Methods
Call us at
(800) 318-7848
There are a number of ways to appraise the value of your business. Four popular methods are briefly discussed below.
Adjusted Book Value
The book value of a closely held business (assets minus liabilities) may have to be adjusted because the assets are usually carried on the books at acquisition cost (land and marketable securities) or at depreciated value (buildings and equipment) rather than fair market value.
Adjusted book value is really an estimate of the liquidation value of your business interest and typically should not be used as a stand-alone valuation method. Because book value neglects the value of goodwill and other intangibles that raise the value of a going concern, it should be used with or as a component for averaging several valuation methods.
Capitalized Income
Capitalization of income is a rather simple yet subjective method for valuing your business. You probably started or purchased your business interest as a means to put capital to work with an anticipated rate of return for your investment. This determination was likely influenced by the relative risk of your business. With a safe business, an expected rate of return may be in the 8-11% range, an average-risk business, 12-17%, and a speculative business, 18% or higher.
Any income your business earns in excess of the expected return may be the product of intangibles such as reputation and market position (also known as goodwill). What a buyer is willing to pay you for that goodwill (the capitalization rate) is influenced by whether your earnings have been stable (7-10 times), variable (4-6 times), or volatile (1-3 times) the excess income.
Comparable Companies
This method is much easier to use when comparing publicly traded companies. When valuing closely held companies, valuation experts usually attempt to find similar companies that have shares traded on the open market. The items that are compared are the price/earnings ratio, price/cash flow ratio, and operating margins. When these comparisons are not available, appraisers will typically look at recent sales of similar types of businesses.
Going Concern Value
The “going concern” valuation method is based on the ability of your company to produce continued earnings. The best guide to future earnings performance is your past earnings performance.

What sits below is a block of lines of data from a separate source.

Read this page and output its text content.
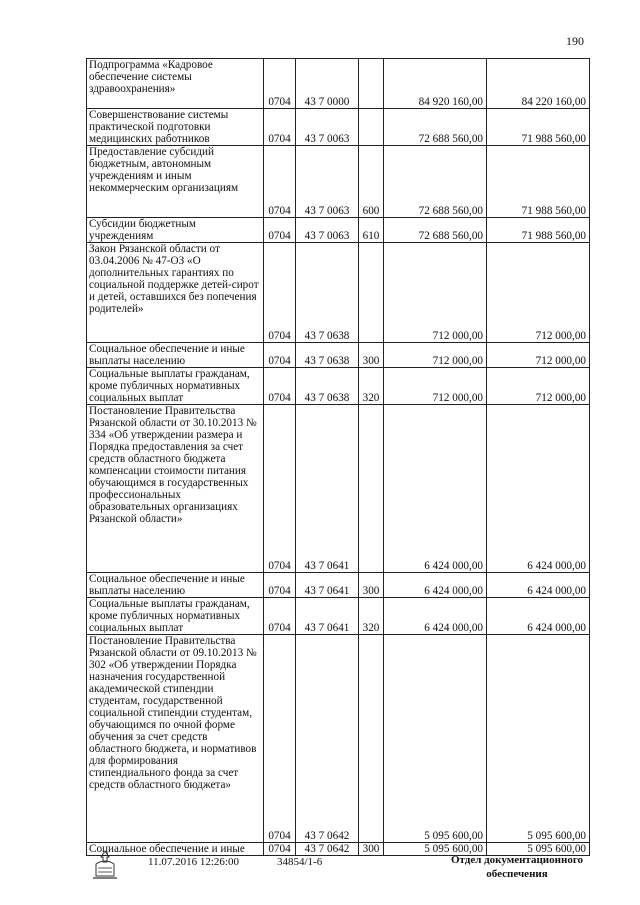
190
Подпрограмма «Кадровое обеспечение системы здравоохранения»	0704	43 7 0000		84 920 160,00	84 220 160,00

Совершенствование системы практической подготовки медицинских работников	0704	43 7 0063		72 688 560,00	71 988 560,00

Предоставление субсидий бюджетным, автономным учреждениям и иным некоммерческим организациям	0704	43 7 0063	600	72 688 560,00	71 988 560,00

Субсидии бюджетным учреждениям	0704	43 7 0063	610	72 688 560,00	71 988 560,00

Закон Рязанской области от 03.04.2006 № 47-ОЗ «О дополнительных гарантиях по социальной поддержке детей-сирот и детей, оставшихся без попечения родителей»	0704	43 7 0638		712 000,00	712 000,00

Социальное обеспечение и иные выплаты населению	0704	43 7 0638	300	712 000,00	712 000,00

Социальные выплаты гражданам, кроме публичных нормативных социальных выплат	0704	43 7 0638	320	712 000,00	712 000,00

Постановление Правительства Рязанской области от 30.10.2013 № 334 «Об утверждении размера и Порядка предоставления за счет средств областного бюджета компенсации стоимости питания обучающимся в государственных профессиональных образовательных организациях Рязанской области»	0704	43 7 0641		6 424 000,00	6 424 000,00

Социальное обеспечение и иные выплаты населению	0704	43 7 0641	300	6 424 000,00	6 424 000,00

Социальные выплаты гражданам, кроме публичных нормативных социальных выплат	0704	43 7 0641	320	6 424 000,00	6 424 000,00

Постановление Правительства Рязанской области от 09.10.2013 № 302 «Об утверждении Порядка назначения государственной академической стипендии студентам, государственной социальной стипендии студентам, обучающимся по очной форме обучения за счет средств областного бюджета, и нормативов для формирования стипендиального фонда за счет средств областного бюджета»	0704	43 7 0642		5 095 600,00	5 095 600,00

Социальное обеспечение и иные	0704	43 7 0642	300	5 095 600,00	5 095 600,00
11.07.2016 12:26:00	34854/1-6	Отдел документационного обеспечения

Typically, fives years of profit and loss statements are analyzed to help estimate value. Adjustable items will include any abnormal sales increase or decrease, a one-time capital gain, or an unusual increase or decrease in expenses. When predicting cash flows, five years are forecast into the future with each year being discounted back to the present value. Finally, all the present value calculations are added together to determine fair market value.
Note: It is important to keep in mind that the above are generalizations and your business may fall well outside these parameters for a number of different reasons. Valuation experts, such as your accountant and appraiser, should always oversee the valuation process.